Wednesday 18 June 2014

Experience


Experience is the third print in the As Is When suite.
In her book, Eduardo Paolozzi, Diane Kirkpatrick says of Experience:

What is the artist’s subject? ‘The world is all that is the case’.  ‘The structure of the proposition “depicts a possible combination of elements in reality . . .”’  ‘All experience is the world and does not need the subject’. In the print, the visual pattern is a series of horizontal strips, each filled with an intricate and richly varied collection of pattern fragments. The patterns appear to blend, shift and even oscillate backward and forward in space.  They might be visible thoughts, symbols for experience unlimited by a finite physical subject. 

Diane refers to the viewer not simply perceiving a visual image, but undergoing a distinct, physical experience, (like, for instance, an electric shock), triggered by the work – something I have encountered most markedly by standing in front of one of Bridget Riley’s very large paintings. 

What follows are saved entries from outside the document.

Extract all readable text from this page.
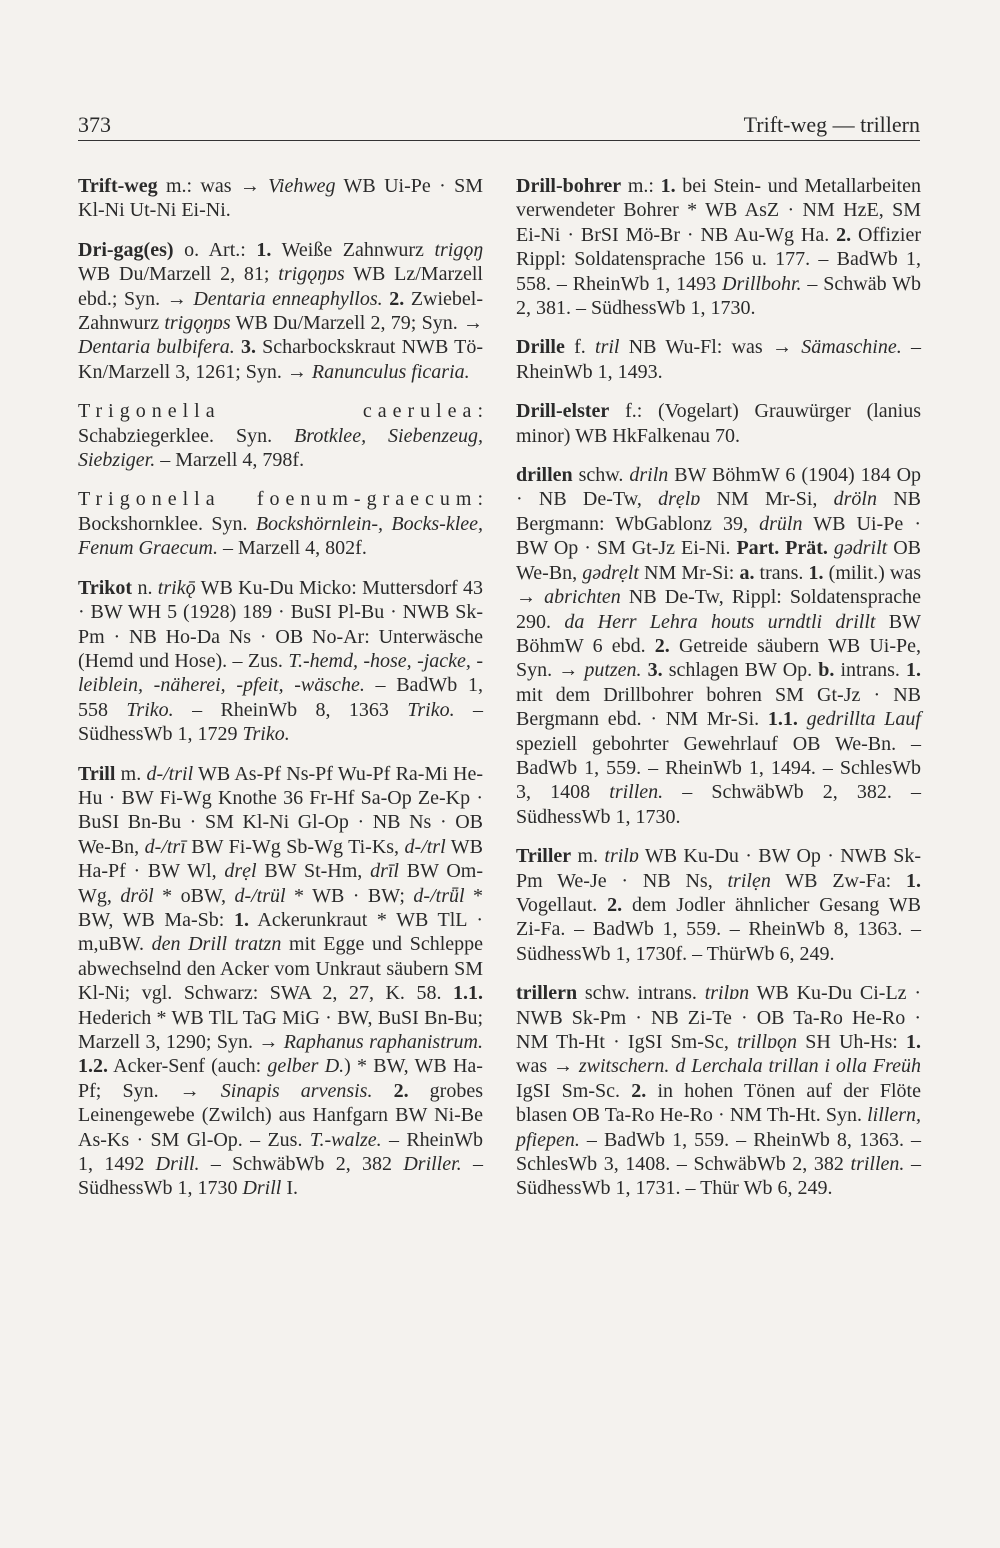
373	Trift-weg — trillern

Trift-weg m.: was → Viehweg WB Ui-Pe · SM Kl-Ni Ut-Ni Ei-Ni.

Dri-gag(es) o. Art.: 1. Weiße Zahnwurz trigǫŋ WB Du/Marzell 2, 81; trigǫŋɒs WB Lz/Marzell ebd.; Syn. → Dentaria enneaphyllos. 2. Zwiebel-Zahnwurz trigǫŋɒs WB Du/Marzell 2, 79; Syn. → Dentaria bulbifera. 3. Scharbockskraut NWB Tö-Kn/Marzell 3, 1261; Syn. → Ranunculus ficaria.

Trigonella caerulea: Schabziegerklee. Syn. Brotklee, Siebenzeug, Siebziger. – Marzell 4, 798f.

Trigonella foenum-graecum: Bockshornklee. Syn. Bockshörnlein-, Bocks-klee, Fenum Graecum. – Marzell 4, 802f.

Trikot n. trikǭ WB Ku-Du Micko: Muttersdorf 43 · BW WH 5 (1928) 189 · BuSI Pl-Bu · NWB Sk-Pm · NB Ho-Da Ns · OB No-Ar: Unterwäsche (Hemd und Hose). – Zus. T.-hemd, -hose, -jacke, -leiblein, -näherei, -pfeit, -wäsche. – BadWb 1, 558 Triko. – RheinWb 8, 1363 Triko. – SüdhessWb 1, 1729 Triko.

Trill m. d-/tril WB As-Pf Ns-Pf Wu-Pf Ra-Mi He-Hu · BW Fi-Wg Knothe 36 Fr-Hf Sa-Op Ze-Kp · BuSI Bn-Bu · SM Kl-Ni Gl-Op · NB Ns · OB We-Bn, d-/trī BW Fi-Wg Sb-Wg Ti-Ks, d-/trl WB Ha-Pf · BW Wl, drẹl BW St-Hm, drīl BW Om-Wg, dröl * oBW, d-/trül * WB · BW; d-/trǖl * BW, WB Ma-Sb: 1. Ackerunkraut * WB TlL · m,uBW. den Drill tratzn mit Egge und Schleppe abwechselnd den Acker vom Unkraut säubern SM Kl-Ni; vgl. Schwarz: SWA 2, 27, K. 58. 1.1. Hederich * WB TlL TaG MiG · BW, BuSI Bn-Bu; Marzell 3, 1290; Syn. → Raphanus raphanistrum. 1.2. Acker-Senf (auch: gelber D.) * BW, WB Ha-Pf; Syn. → Sinapis arvensis. 2. grobes Leinengewebe (Zwilch) aus Hanfgarn BW Ni-Be As-Ks · SM Gl-Op. – Zus. T.-walze. – RheinWb 1, 1492 Drill. – SchwäbWb 2, 382 Driller. – SüdhessWb 1, 1730 Drill I.

Drill-bohrer m.: 1. bei Stein- und Metallarbeiten verwendeter Bohrer * WB AsZ · NM HzE, SM Ei-Ni · BrSI Mö-Br · NB Au-Wg Ha. 2. Offizier Rippl: Soldatensprache 156 u. 177. – BadWb 1, 558. – RheinWb 1, 1493 Drillbohr. – Schwäb Wb 2, 381. – SüdhessWb 1, 1730.

Drille f. tril NB Wu-Fl: was → Sämaschine. – RheinWb 1, 1493.

Drill-elster f.: (Vogelart) Grauwürger (lanius minor) WB HkFalkenau 70.

drillen schw. driln BW BöhmW 6 (1904) 184 Op · NB De-Tw, drẹlɒ NM Mr-Si, dröln NB Bergmann: WbGablonz 39, drüln WB Ui-Pe · BW Op · SM Gt-Jz Ei-Ni. Part. Prät. gədrilt OB We-Bn, gədrẹlt NM Mr-Si: a. trans. 1. (milit.) was → abrichten NB De-Tw, Rippl: Soldatensprache 290. da Herr Lehra houts urndtli drillt BW BöhmW 6 ebd. 2. Getreide säubern WB Ui-Pe, Syn. → putzen. 3. schlagen BW Op. b. intrans. 1. mit dem Drillbohrer bohren SM Gt-Jz · NB Bergmann ebd. · NM Mr-Si. 1.1. gedrillta Lauf speziell gebohrter Gewehrlauf OB We-Bn. – BadWb 1, 559. – RheinWb 1, 1494. – SchlesWb 3, 1408 trillen. – SchwäbWb 2, 382. – SüdhessWb 1, 1730.

Triller m. trilɒ WB Ku-Du · BW Op · NWB Sk-Pm We-Je · NB Ns, trilẹn WB Zw-Fa: 1. Vogellaut. 2. dem Jodler ähnlicher Gesang WB Zi-Fa. – BadWb 1, 559. – RheinWb 8, 1363. – SüdhessWb 1, 1730f. – ThürWb 6, 249.

trillern schw. intrans. trilɒn WB Ku-Du Ci-Lz · NWB Sk-Pm · NB Zi-Te · OB Ta-Ro He-Ro · NM Th-Ht · IgSI Sm-Sc, trillɒǫn SH Uh-Hs: 1. was → zwitschern. d Lerchala trillan i olla Freüh IgSI Sm-Sc. 2. in hohen Tönen auf der Flöte blasen OB Ta-Ro He-Ro · NM Th-Ht. Syn. lillern, pfiepen. – BadWb 1, 559. – RheinWb 8, 1363. – SchlesWb 3, 1408. – SchwäbWb 2, 382 trillen. – SüdhessWb 1, 1731. – Thür Wb 6, 249.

Paolozzi used elements from Artificial Sun in creating the Tortured Life collage and subsequently cut up a proof of that print into horizontal strips on a guillotine and re-collaged them together again to make Experience, while bromides of the same image became soldiers’ uniforms in a later sheet, (Wittgenstein the Soldier).
Five prints from As Is When still hung in the kitchen of his country home in 1980.  Among them Tortured Life and Experience were the sheets that he said had given him the most pleasure from among his many graphic works.  ‘These are the ones I like best,’ he said in 1976. ‘These are ones I keep looking at.’

Quotes from:

Eduardo Paolozzi   Diane Patrick   Studio Vista   London   1970  SBN 28979756 x
Editions Alecto   Tessa Sidey   Lund Humphries   Aldershot   2003   ISBN 0 85331 877 8
Kelpra Studio; The Rose and Chris Prater Gift; Artists’ Prints 1961-1980   Tate Gallery   1980  Introduction by Pat Gilmour.